Although the bylaws authorized the assessment of interest chargeable for late payment of common charges, plaintiffs, in our view, waived the assessment of such late fees during the time period it took no steps to collect them. The bylaws provide that the board “shall take prompt action to collect any Common Charges or Unit Expenses due from the Unit Owners which remain unpaid for more than thirty (30) days from the date for payment thereof.” Nevertheless, it was not until April 2007 that plaintiffs took any steps to collect the late payment that began to accrue shortly after defendant purchased the commercial unit in December 1993. Thus, according to the bylaws, no interest accrued before the board took any action to collect them.
Accordingly, the judgment of Supreme Court, New York County (Milton A. Tingling, J.), entered June 19, 2012, awarding plaintiffs a sum of money, and bringing up for review an order, same court and Justice, entered January 6, 2012, which confirmed the Special Referee’s report on damages should be modified, on the law and the facts, to vacate the award to plaintiffs of the amount of interest for which defendant was responsible on the past-due common expenses, remand the issue for determination by the Special Referee in accordance herewith, and otherwise affirmed, without costs.
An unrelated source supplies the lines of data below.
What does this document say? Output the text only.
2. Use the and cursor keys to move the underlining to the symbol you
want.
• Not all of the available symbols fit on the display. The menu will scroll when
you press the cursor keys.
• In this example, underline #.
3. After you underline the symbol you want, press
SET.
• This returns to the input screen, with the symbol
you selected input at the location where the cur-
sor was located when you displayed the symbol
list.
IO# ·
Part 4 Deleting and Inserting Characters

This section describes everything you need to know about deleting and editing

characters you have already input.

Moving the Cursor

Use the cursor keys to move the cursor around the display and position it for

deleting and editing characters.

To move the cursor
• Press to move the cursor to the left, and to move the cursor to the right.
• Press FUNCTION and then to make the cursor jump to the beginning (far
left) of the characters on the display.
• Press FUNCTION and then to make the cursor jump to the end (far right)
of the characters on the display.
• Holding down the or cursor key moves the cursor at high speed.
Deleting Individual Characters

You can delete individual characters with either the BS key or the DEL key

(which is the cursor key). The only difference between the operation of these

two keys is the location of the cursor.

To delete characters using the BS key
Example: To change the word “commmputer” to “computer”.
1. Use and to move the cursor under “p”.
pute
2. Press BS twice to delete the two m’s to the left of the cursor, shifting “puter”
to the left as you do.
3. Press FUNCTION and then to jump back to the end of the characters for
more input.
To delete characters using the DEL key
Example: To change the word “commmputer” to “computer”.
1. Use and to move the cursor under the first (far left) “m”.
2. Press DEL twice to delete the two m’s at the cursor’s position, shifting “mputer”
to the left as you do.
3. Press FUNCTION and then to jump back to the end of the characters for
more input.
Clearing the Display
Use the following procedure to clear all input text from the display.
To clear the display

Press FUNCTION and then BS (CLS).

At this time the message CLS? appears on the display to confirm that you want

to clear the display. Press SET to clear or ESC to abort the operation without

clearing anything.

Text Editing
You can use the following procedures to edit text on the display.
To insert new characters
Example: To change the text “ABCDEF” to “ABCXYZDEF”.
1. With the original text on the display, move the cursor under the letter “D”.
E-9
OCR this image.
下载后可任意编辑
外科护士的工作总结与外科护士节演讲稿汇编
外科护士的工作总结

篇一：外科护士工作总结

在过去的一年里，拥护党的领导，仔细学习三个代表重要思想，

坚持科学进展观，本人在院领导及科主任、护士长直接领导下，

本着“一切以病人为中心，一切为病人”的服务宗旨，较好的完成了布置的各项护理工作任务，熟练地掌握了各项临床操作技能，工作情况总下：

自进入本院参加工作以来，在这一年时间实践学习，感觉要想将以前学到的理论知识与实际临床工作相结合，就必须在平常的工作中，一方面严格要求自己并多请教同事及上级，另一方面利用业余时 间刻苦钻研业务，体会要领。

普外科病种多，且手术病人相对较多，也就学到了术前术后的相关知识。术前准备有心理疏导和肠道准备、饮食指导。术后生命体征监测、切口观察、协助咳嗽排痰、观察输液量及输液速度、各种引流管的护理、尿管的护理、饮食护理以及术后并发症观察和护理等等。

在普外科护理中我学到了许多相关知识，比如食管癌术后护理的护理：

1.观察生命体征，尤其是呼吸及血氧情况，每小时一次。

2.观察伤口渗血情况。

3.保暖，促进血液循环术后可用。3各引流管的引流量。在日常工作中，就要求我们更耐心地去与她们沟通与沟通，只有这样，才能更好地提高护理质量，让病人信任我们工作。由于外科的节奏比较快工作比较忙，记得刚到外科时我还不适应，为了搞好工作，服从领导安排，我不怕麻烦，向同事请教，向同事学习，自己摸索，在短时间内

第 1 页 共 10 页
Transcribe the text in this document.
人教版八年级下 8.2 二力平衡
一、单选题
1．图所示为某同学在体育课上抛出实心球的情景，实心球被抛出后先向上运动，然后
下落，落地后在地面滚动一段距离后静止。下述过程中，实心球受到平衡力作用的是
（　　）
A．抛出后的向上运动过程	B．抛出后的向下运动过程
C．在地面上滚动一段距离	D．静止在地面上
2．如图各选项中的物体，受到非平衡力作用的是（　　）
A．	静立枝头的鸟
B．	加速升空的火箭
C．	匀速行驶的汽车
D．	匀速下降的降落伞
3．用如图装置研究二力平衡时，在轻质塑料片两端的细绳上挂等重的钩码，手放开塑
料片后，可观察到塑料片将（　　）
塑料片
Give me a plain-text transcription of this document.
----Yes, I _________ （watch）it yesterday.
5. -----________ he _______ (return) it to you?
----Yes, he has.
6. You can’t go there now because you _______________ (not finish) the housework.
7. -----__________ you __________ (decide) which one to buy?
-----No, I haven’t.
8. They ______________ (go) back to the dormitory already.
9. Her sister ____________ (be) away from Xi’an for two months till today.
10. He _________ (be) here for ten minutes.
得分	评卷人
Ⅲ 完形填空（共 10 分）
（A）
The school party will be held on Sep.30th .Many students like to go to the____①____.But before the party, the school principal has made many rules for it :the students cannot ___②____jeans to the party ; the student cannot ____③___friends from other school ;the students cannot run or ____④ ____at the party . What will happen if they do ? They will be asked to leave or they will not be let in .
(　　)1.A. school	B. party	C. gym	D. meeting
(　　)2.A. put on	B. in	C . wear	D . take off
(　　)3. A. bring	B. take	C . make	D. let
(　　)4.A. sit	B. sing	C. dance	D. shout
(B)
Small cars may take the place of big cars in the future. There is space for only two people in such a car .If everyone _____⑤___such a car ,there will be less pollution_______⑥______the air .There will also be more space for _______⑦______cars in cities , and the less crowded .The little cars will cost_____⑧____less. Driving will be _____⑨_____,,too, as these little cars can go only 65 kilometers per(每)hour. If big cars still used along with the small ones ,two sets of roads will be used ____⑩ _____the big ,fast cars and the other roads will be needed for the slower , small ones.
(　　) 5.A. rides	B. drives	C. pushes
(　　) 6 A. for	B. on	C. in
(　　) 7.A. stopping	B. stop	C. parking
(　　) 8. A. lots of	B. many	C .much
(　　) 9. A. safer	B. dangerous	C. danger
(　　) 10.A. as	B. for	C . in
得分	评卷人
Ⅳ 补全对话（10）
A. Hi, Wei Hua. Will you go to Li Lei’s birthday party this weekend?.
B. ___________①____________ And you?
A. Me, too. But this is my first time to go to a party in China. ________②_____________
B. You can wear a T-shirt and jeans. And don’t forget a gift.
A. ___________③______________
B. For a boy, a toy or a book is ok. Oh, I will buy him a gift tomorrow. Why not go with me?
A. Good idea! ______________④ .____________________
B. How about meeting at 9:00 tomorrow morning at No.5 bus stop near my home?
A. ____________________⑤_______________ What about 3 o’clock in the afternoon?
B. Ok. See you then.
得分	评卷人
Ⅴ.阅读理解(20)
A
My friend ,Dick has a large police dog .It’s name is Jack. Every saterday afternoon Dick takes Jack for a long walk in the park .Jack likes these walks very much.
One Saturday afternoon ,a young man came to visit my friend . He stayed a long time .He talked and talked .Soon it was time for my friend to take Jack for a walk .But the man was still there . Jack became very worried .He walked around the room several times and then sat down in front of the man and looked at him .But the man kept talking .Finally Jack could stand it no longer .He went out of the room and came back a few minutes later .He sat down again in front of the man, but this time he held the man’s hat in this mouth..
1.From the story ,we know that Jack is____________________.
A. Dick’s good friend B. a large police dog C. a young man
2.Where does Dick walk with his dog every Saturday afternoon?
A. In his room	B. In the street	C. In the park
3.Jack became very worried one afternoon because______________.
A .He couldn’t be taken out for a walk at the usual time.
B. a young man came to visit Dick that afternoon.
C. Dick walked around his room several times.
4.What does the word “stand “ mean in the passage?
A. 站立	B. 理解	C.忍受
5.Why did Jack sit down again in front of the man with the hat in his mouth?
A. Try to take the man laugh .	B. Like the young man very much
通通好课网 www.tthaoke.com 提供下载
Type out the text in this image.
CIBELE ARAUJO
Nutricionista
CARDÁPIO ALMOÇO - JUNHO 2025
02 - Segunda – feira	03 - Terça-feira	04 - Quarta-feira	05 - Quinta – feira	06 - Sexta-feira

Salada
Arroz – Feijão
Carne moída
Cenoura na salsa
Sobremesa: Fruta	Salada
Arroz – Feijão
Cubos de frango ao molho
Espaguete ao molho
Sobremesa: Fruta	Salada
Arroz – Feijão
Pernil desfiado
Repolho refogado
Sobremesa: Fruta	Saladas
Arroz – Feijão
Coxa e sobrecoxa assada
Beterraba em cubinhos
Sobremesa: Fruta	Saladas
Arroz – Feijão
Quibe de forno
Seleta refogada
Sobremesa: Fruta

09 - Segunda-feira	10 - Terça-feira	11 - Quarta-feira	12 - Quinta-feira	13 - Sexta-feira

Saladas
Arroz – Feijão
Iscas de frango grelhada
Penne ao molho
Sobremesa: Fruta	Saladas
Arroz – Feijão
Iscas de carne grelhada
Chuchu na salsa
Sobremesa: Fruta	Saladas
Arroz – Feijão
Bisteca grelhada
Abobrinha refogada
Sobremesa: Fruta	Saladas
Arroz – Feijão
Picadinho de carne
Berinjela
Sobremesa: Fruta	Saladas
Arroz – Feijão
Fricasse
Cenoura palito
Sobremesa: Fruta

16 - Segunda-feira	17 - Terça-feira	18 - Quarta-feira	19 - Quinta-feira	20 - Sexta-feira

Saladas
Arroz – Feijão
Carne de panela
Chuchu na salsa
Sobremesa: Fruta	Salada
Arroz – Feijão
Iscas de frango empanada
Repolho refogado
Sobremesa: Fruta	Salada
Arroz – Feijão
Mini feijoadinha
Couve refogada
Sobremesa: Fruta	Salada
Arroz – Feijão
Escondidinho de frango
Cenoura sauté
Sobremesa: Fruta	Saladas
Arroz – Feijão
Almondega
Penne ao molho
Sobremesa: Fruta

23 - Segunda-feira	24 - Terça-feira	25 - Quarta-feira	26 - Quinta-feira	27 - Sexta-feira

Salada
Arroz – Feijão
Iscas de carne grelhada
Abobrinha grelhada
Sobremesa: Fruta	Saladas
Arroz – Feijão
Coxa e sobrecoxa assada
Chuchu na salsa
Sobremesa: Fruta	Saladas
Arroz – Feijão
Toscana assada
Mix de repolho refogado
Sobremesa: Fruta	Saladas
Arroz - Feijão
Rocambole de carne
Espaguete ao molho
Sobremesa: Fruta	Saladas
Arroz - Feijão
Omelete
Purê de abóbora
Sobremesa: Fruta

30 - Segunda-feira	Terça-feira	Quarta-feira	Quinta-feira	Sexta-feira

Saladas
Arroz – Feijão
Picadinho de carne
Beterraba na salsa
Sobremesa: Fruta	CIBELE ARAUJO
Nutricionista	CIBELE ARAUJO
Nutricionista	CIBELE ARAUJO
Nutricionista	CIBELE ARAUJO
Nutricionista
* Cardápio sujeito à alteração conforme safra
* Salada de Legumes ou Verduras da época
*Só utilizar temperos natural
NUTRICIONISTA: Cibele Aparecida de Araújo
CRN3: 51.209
Appeal from the order should be dismissed as subsumed in the appeal from the judgment.
Friedman, J.R, Acosta, Saxe and Freedman, JJ., concur.
Judgment, Supreme Court, New York County, entered June 19, 2012, and bringing up for review an order, same court and Justice, entered January 6, 2012, modified, on the law and the facts, to vacate the award to plaintiffs of the amount of interest for which defendant was responsible on the past-due common expenses, remand the issue for determination by the Special *137Referee in accordance herewith, and otherwise affirmed, without costs. Appeal from order, dismissed, as subsumed in the appeal from the judgment.